2.4.1 Developing Estimates and Projections
Standard 2.4.1: MDAs, LGAs and other stakeholders must use accepted theory and methods when deriving direct survey-based estimates, as well as model-based estimates and projections that use survey data. Error estimates must be calculated and disseminated to support assessment of the appropriateness of the uses of the estimates or projections. MDAs, LGAs and other stakeholders must plan and implement evaluations to assess the quality of the estimates and projections.

The guidelines for this standard are: Guideline 2.4.1.1: Develop direct survey estimates by employing sampling weights appropriate for the sample design to calculate population estimates. However, MDAs, LGAs and stakeholders may employ an alternative method (e.g., ratio estimators) to calculate population estimates if they have evaluated it and determined that it leads to acceptable results.

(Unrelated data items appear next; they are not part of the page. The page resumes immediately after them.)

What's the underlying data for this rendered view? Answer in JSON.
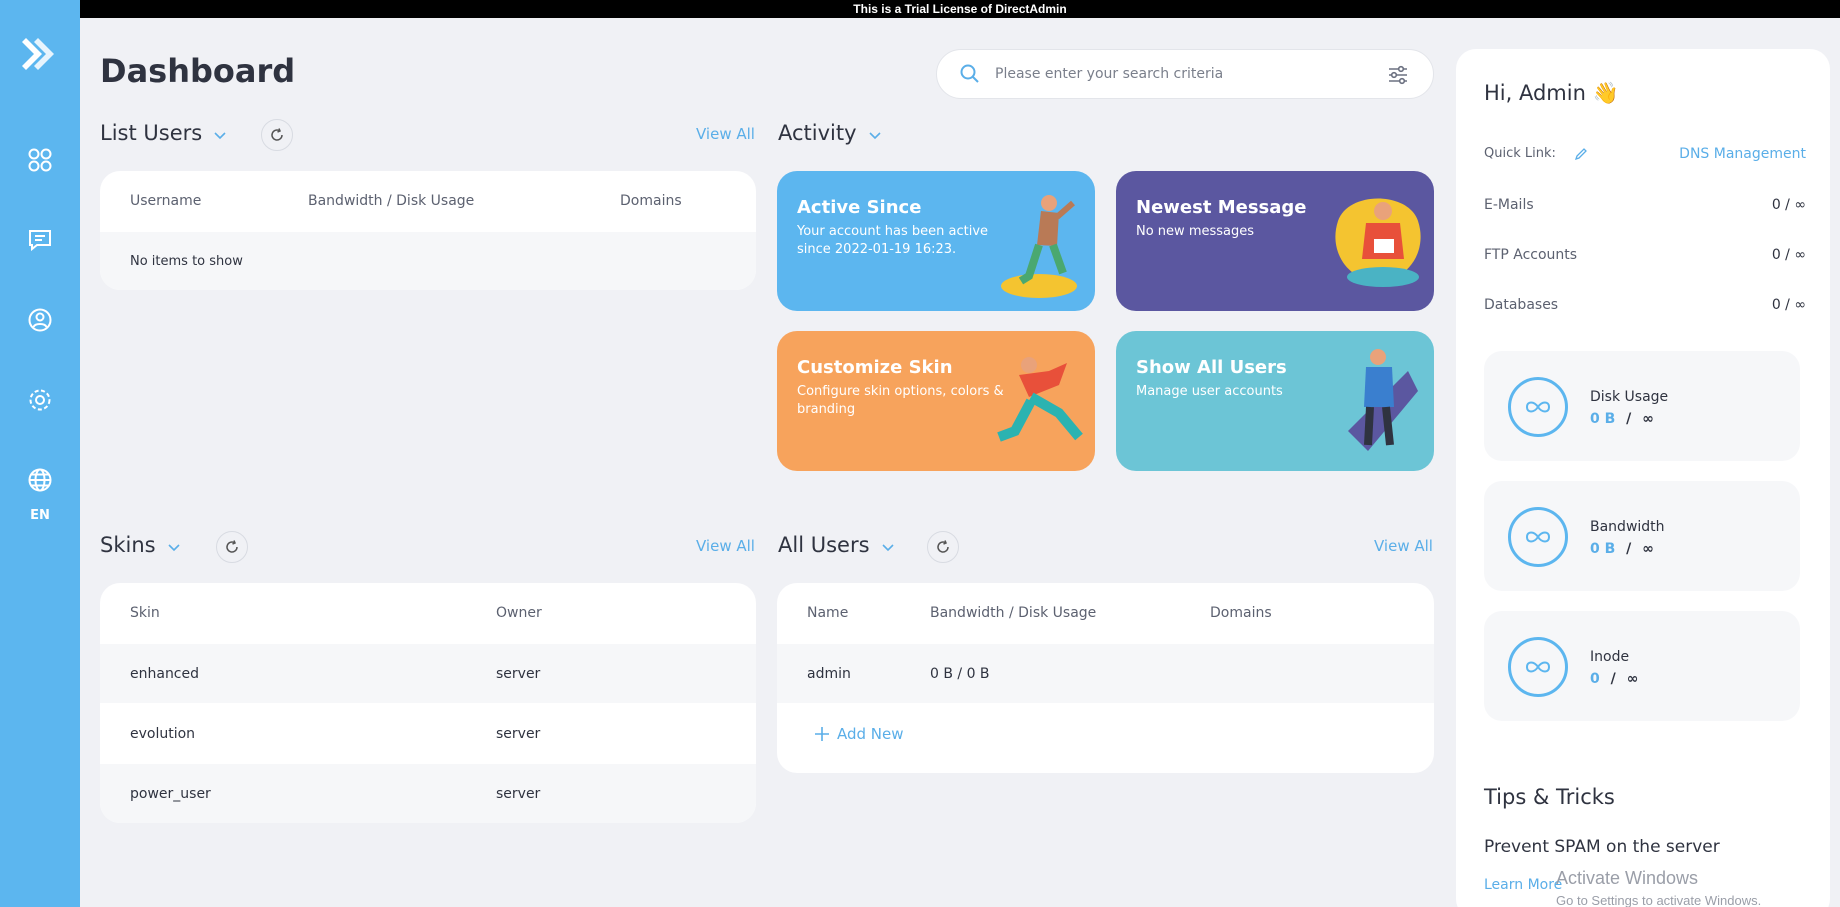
{
  "banner": "This is a Trial License of DirectAdmin",
  "page_title": "Dashboard",
  "search": {
    "placeholder": "Please enter your search criteria"
  },
  "sidebar": {
    "lang": "EN"
  },
  "list_users": {
    "title": "List Users",
    "view_all": "View All",
    "columns": [
      "Username",
      "Bandwidth / Disk Usage",
      "Domains"
    ],
    "empty": "No items to show"
  },
  "activity": {
    "title": "Activity",
    "tiles": [
      {
        "title": "Active Since",
        "desc": "Your account has been active since 2022-01-19 16:23.",
        "color": "#5cb6ef"
      },
      {
        "title": "Newest Message",
        "desc": "No new messages",
        "color": "#5b57a0"
      },
      {
        "title": "Customize Skin",
        "desc": "Configure skin options, colors & branding",
        "color": "#f7a35c"
      },
      {
        "title": "Show All Users",
        "desc": "Manage user accounts",
        "color": "#6cc5d6"
      }
    ]
  },
  "skins": {
    "title": "Skins",
    "view_all": "View All",
    "columns": [
      "Skin",
      "Owner"
    ],
    "rows": [
      {
        "skin": "enhanced",
        "owner": "server"
      },
      {
        "skin": "evolution",
        "owner": "server"
      },
      {
        "skin": "power_user",
        "owner": "server"
      }
    ]
  },
  "all_users": {
    "title": "All Users",
    "view_all": "View All",
    "columns": [
      "Name",
      "Bandwidth / Disk Usage",
      "Domains"
    ],
    "rows": [
      {
        "name": "admin",
        "usage": "0 B / 0 B",
        "domains": ""
      }
    ],
    "add_new": "Add New"
  },
  "right": {
    "greeting": "Hi, Admin 👋",
    "quick_link_label": "Quick Link:",
    "quick_link": "DNS Management",
    "stats": [
      {
        "label": "E-Mails",
        "value": "0 / ∞"
      },
      {
        "label": "FTP Accounts",
        "value": "0 / ∞"
      },
      {
        "label": "Databases",
        "value": "0 / ∞"
      }
    ],
    "usage": [
      {
        "label": "Disk Usage",
        "used": "0 B",
        "sep": "/",
        "limit": "∞"
      },
      {
        "label": "Bandwidth",
        "used": "0 B",
        "sep": "/",
        "limit": "∞"
      },
      {
        "label": "Inode",
        "used": "0",
        "sep": "/",
        "limit": "∞"
      }
    ],
    "tips_title": "Tips & Tricks",
    "tip": "Prevent SPAM on the server",
    "learn_more": "Learn More"
  },
  "watermark": {
    "line1": "Activate Windows",
    "line2": "Go to Settings to activate Windows."
  },
  "colors": {
    "accent": "#5cb6ef",
    "link": "#5aaee8",
    "background": "#f0f1f5"
  }
}
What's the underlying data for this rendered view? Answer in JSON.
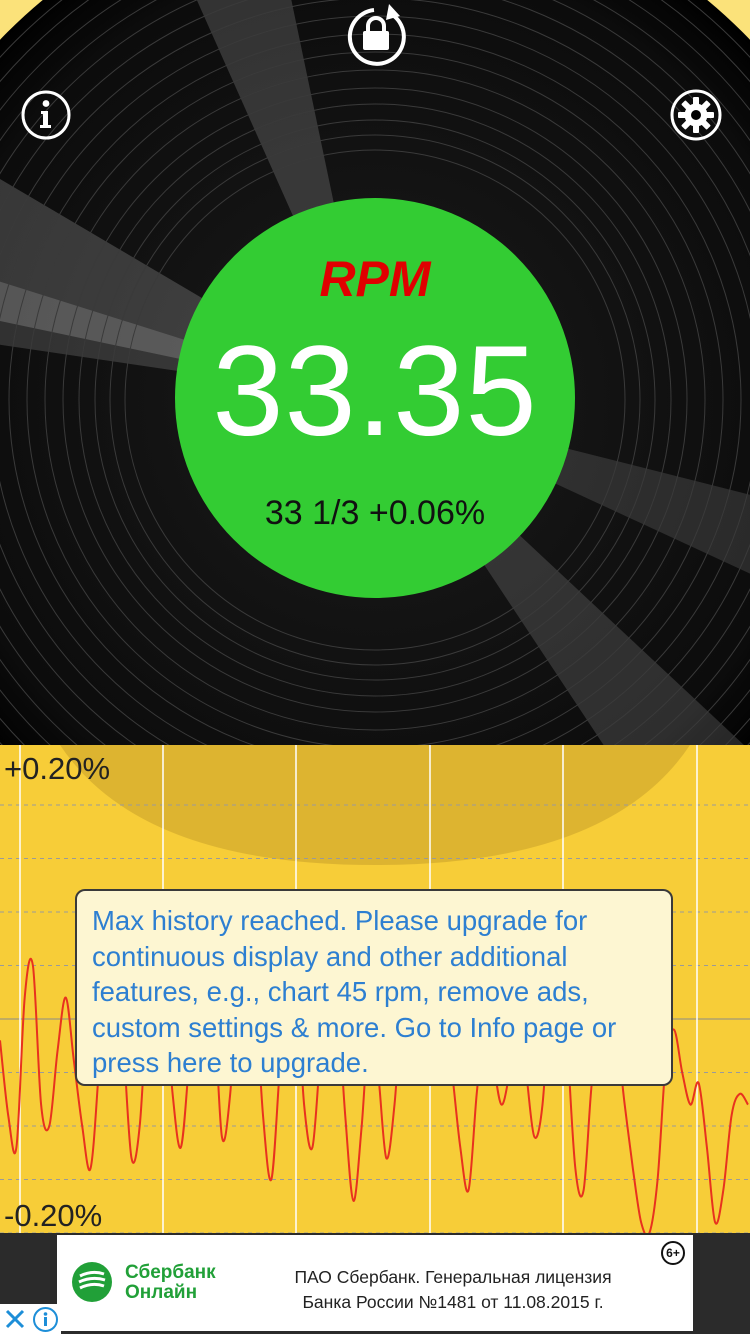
{
  "meter": {
    "label": "RPM",
    "value": "33.35",
    "detail": "33 1/3 +0.06%"
  },
  "toolbar": {
    "info_icon": "info-icon",
    "settings_icon": "gear-icon",
    "lock_icon": "rotation-lock-icon"
  },
  "chart": {
    "ymax_label": "+0.20%",
    "ymin_label": "-0.20%"
  },
  "chart_data": {
    "type": "line",
    "ylim": [
      -0.2,
      0.2
    ],
    "series": [
      {
        "color": "#e8321e",
        "values": [
          -0.02,
          -0.09,
          -0.12,
          0.02,
          0.05,
          -0.08,
          -0.1,
          -0.03,
          0.02,
          -0.04,
          -0.1,
          -0.14,
          -0.05,
          0.08,
          0.09,
          -0.02,
          -0.13,
          -0.1,
          0.02,
          0.06,
          0.03,
          -0.07,
          -0.12,
          -0.04,
          0.06,
          0.1,
          0.02,
          -0.11,
          -0.07,
          0.05,
          0.1,
          0.03,
          -0.09,
          -0.15,
          -0.05,
          0.07,
          0.04,
          -0.08,
          -0.12,
          -0.03,
          0.05,
          0.02,
          -0.09,
          -0.17,
          -0.1,
          0.0,
          -0.05,
          -0.13,
          -0.08,
          0.02,
          0.01,
          -0.03,
          -0.06,
          -0.02,
          0.01,
          -0.05,
          -0.12,
          -0.16,
          -0.07,
          0.0,
          -0.04,
          -0.08,
          -0.05,
          0.0,
          -0.05,
          -0.11,
          -0.08,
          0.03,
          0.1,
          -0.02,
          -0.14,
          -0.16,
          -0.06,
          -0.02,
          -0.04,
          -0.02,
          -0.08,
          -0.14,
          -0.19,
          -0.2,
          -0.15,
          -0.04,
          -0.01,
          -0.05,
          -0.08,
          -0.06,
          -0.12,
          -0.19,
          -0.16,
          -0.09,
          -0.07,
          -0.08
        ]
      }
    ]
  },
  "upgrade": {
    "message": "Max history reached.  Please upgrade for continuous display and other additional features, e.g., chart 45 rpm, remove ads, custom settings & more. Go to Info page or press here to upgrade."
  },
  "ad": {
    "brand_line1": "Сбербанк",
    "brand_line2": "Онлайн",
    "text_line1": "ПАО Сбербанк. Генеральная лицензия",
    "text_line2": "Банка России №1481 от 11.08.2015 г.",
    "age_rating": "6+",
    "brand_color": "#21a038",
    "close_icon": "close-icon",
    "info_icon": "ad-info-icon"
  }
}
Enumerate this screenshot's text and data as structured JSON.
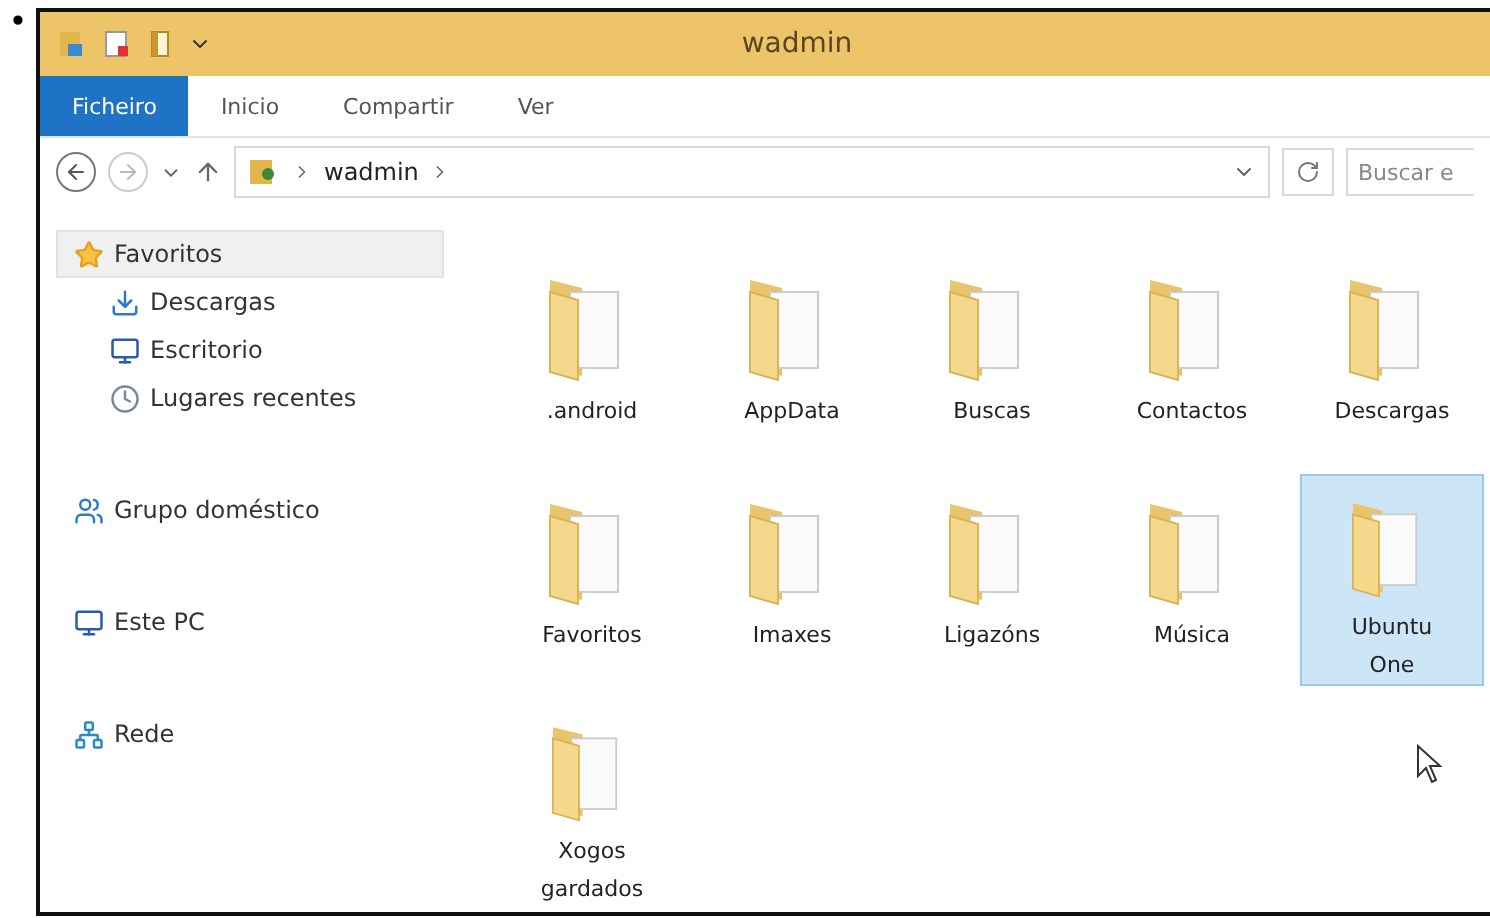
{
  "bullet": "•",
  "window": {
    "title": "wadmin"
  },
  "ribbon_tabs": [
    {
      "label": "Ficheiro",
      "kind": "file"
    },
    {
      "label": "Inicio",
      "kind": "tab"
    },
    {
      "label": "Compartir",
      "kind": "tab"
    },
    {
      "label": "Ver",
      "kind": "tab"
    }
  ],
  "address_bar": {
    "path": [
      "wadmin"
    ],
    "forward_disabled": true
  },
  "search": {
    "placeholder": "Buscar e"
  },
  "sidebar": {
    "items": [
      {
        "label": "Favoritos",
        "selected": true,
        "children": [
          {
            "label": "Descargas",
            "selected": false
          },
          {
            "label": "Escritorio",
            "selected": false
          },
          {
            "label": "Lugares recentes",
            "selected": false
          }
        ]
      },
      {
        "label": "Grupo doméstico",
        "selected": false
      },
      {
        "label": "Este PC",
        "selected": false
      },
      {
        "label": "Rede",
        "selected": false
      }
    ]
  },
  "folders": [
    {
      "name": ".android",
      "selected": false
    },
    {
      "name": "AppData",
      "selected": false
    },
    {
      "name": "Buscas",
      "selected": false
    },
    {
      "name": "Contactos",
      "selected": false
    },
    {
      "name": "Descargas",
      "selected": false
    },
    {
      "name": "Favoritos",
      "selected": false
    },
    {
      "name": "Imaxes",
      "selected": false
    },
    {
      "name": "Ligazóns",
      "selected": false
    },
    {
      "name": "Música",
      "selected": false
    },
    {
      "name": "Ubuntu One",
      "selected": true
    },
    {
      "name": "Xogos gardados",
      "selected": false
    }
  ]
}
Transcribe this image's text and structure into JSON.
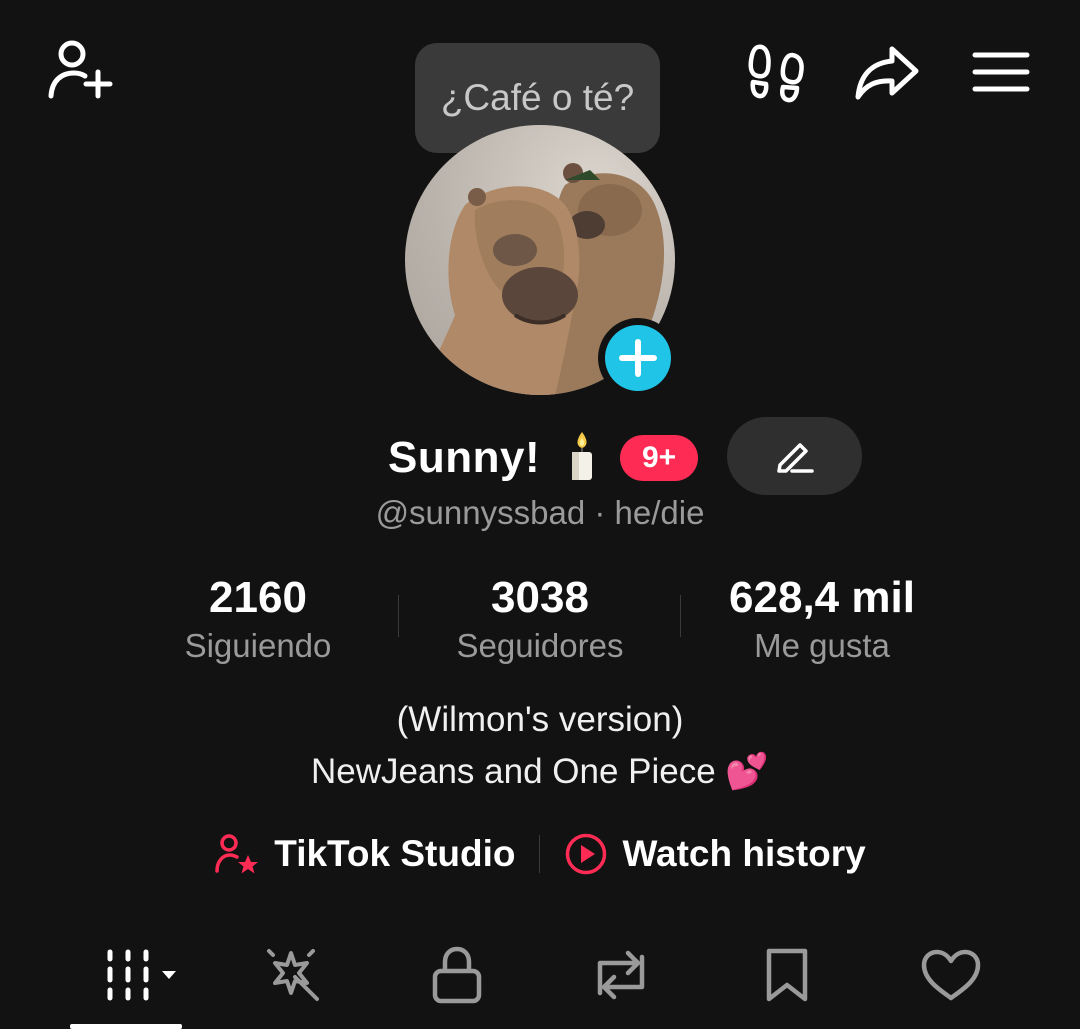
{
  "header": {
    "add_friend_icon": "person-add-icon",
    "activity_icon": "footprints-icon",
    "share_icon": "share-arrow-icon",
    "menu_icon": "hamburger-menu-icon"
  },
  "note": {
    "text": "¿Café o té?"
  },
  "profile": {
    "display_name": "Sunny!",
    "name_emoji": "🕯️",
    "notification_badge": "9+",
    "handle_line": "@sunnyssbad · he/die",
    "accent_color": "#fe2c55",
    "add_button_color": "#20c4e6"
  },
  "stats": [
    {
      "value": "2160",
      "label": "Siguiendo"
    },
    {
      "value": "3038",
      "label": "Seguidores"
    },
    {
      "value": "628,4 mil",
      "label": "Me gusta"
    }
  ],
  "bio": {
    "line1": "(Wilmon's version)",
    "line2": "NewJeans and One Piece 💕"
  },
  "links": {
    "studio": "TikTok Studio",
    "history": "Watch history"
  },
  "tabs": [
    {
      "icon": "grid-videos-icon",
      "active": true
    },
    {
      "icon": "magic-wand-icon"
    },
    {
      "icon": "lock-icon"
    },
    {
      "icon": "repost-icon"
    },
    {
      "icon": "bookmark-icon"
    },
    {
      "icon": "heart-icon"
    }
  ]
}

Guideline 2.4.1.2: Calculate variance estimates by a method appropriate to a survey’s sample design taking into account probabilities of selection, stratification, clustering, and the effects of non-response, post-stratification and ranking. The estimates must reflect any design effect resulting from a complex design.

Guideline 2.4.1.3: Document methods used to generate estimates and projections to help ensure objectivity, utility, transparency and reproducibility of the estimates and projections (For details on documentation, see 2.7.2). Also, archive data so the estimates/projections can be reproduced.

For population projections using e.g. exponential method or natural growth method compare advantages and disadvantages of each method.